Heron (1911) Mental Defect, Mal-Nutrition, and the Teacher’s Appreciation of Intelligence

Legacies of Eugenics project

Questions of the Day and of the Fray number 2: Heron, David. 1911. Mental Defect, Mal-Nutrition, and the Teacher’s Appreciation of Intelligence. A Reply to Criticism of the Memoir on ‘The Influence of Defective Physique and Unfavourable Home Environment on the Intelligence of School Children’ (London: Dulau and Co.). 34 pp.

Summary

Mental Defect, Mal-Nutrition, and the Teacher’s Appreciation of Intelligence is the second publication in the Galton Eugenics Laboratory series, Questions of the Day and of the Fray. Authored by David Heron, D.Sc. (Galton Research Fellow under Professor Karl Pearson), this 1911 work serves as a reply to criticisms of the laboratory’s earlier memoir concerning the influence of defective physique and unfavourable home environment on the intelligence of school children.

The original memoir, based on data from over 8,700 London school children (L.C.C. data), concluded that home environment factors and defective physique were not the chief determining cause of intelligence differentiation. They were, at best, a “second order” contribution, and no environmental condition was found to produce an effect on mentality comparable to the known influence of heredity.

Heron primarily addresses Mr. G. Udny Yule’s severe condemnation of the memoir, particularly Yule’s claim that the teachers’ estimates of children’s intelligence (classified into five verbal categories like ‘brilliant’ or ‘very dull’) were “absolutely valueless”. Heron defends these estimates by presenting external data (from Aberdeen school children) demonstrating that the teacher’s appraisal of general intelligence is “highly correlated” with the student’s place in examination results, with correlations as high as +.70±.02 or +.99±.01.

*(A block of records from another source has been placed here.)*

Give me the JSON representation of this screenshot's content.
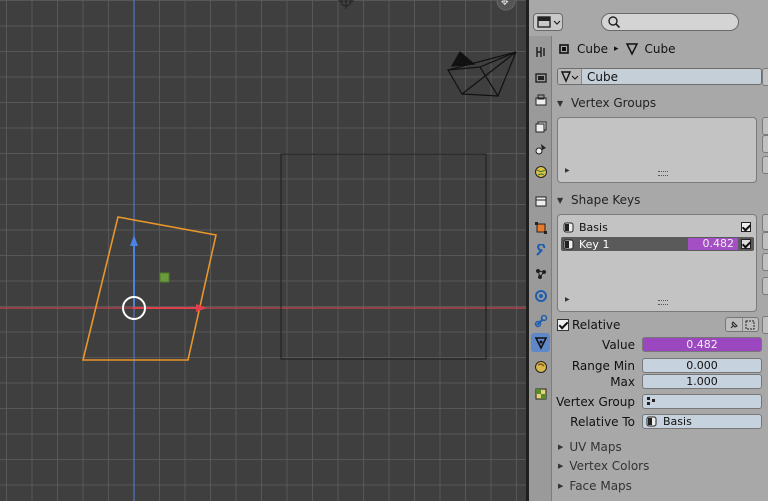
{
  "properties": {
    "breadcrumb": {
      "object": "Cube",
      "mesh": "Cube"
    },
    "mesh_datablock": {
      "name": "Cube"
    },
    "panels": {
      "vertex_groups": {
        "title": "Vertex Groups"
      },
      "shape_keys": {
        "title": "Shape Keys",
        "keys": [
          {
            "name": "Basis",
            "value": "",
            "enabled": true
          },
          {
            "name": "Key 1",
            "value": "0.482",
            "enabled": true,
            "selected": true
          }
        ],
        "relative_label": "Relative",
        "value_label": "Value",
        "value": "0.482",
        "range_min_label": "Range Min",
        "range_min": "0.000",
        "max_label": "Max",
        "max": "1.000",
        "vertex_group_label": "Vertex Group",
        "vertex_group": "",
        "relative_to_label": "Relative To",
        "relative_to": "Basis"
      },
      "uv_maps": {
        "title": "UV Maps"
      },
      "vertex_colors": {
        "title": "Vertex Colors"
      },
      "face_maps": {
        "title": "Face Maps"
      }
    }
  },
  "colors": {
    "selection_outline": "#e7962a",
    "shape_key_value": "#a54fc4",
    "active_tab": "#5f88c8",
    "x_axis": "#d93b45",
    "y_axis": "#3f7ad6"
  }
}
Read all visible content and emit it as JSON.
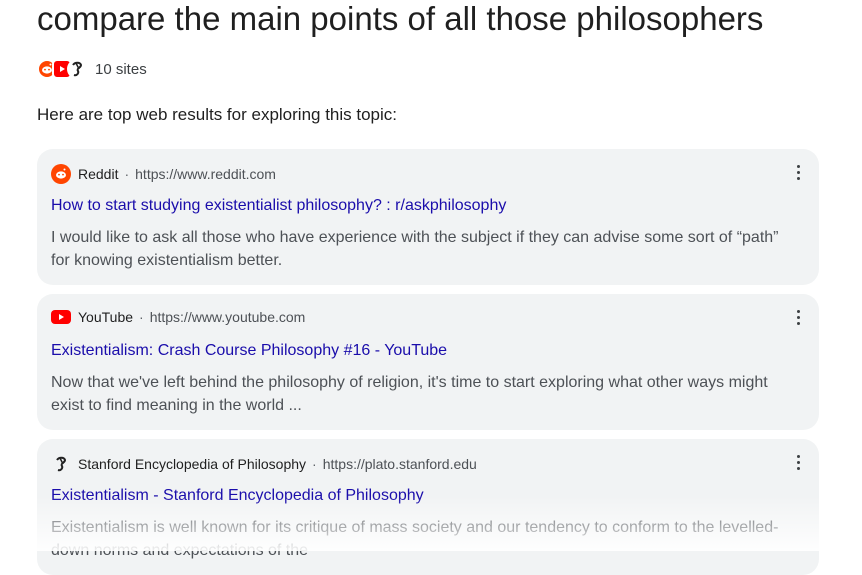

Crucially, Heron dissects Yule’s reliance on the extensive but dated survey by Dr. Francis Warner (1888–1894). Heron argues that Warner’s methodology was fundamentally flawed, noting that Dr. Warner could only have spent an average of 3.4 minutes per child, making detailed examinations impossible. He shows that Warner’s results—which suggested high correlations between mental dullness and traits like small heads or palate defects—are contradicted by modern investigations using careful, quantitative measurements. Furthermore, Heron criticizes Yule for using the “coefficient of association,” which “grossly exaggerated” results from Warner’s deficient data. When calculated properly, the correlation between mental dullness and low nutrition in the only children Warner actually examined was very small, matching the Galton Memoir’s conclusion. Heron maintains that Yule failed to provide evidence showing that environment outweighs the influence of heredity.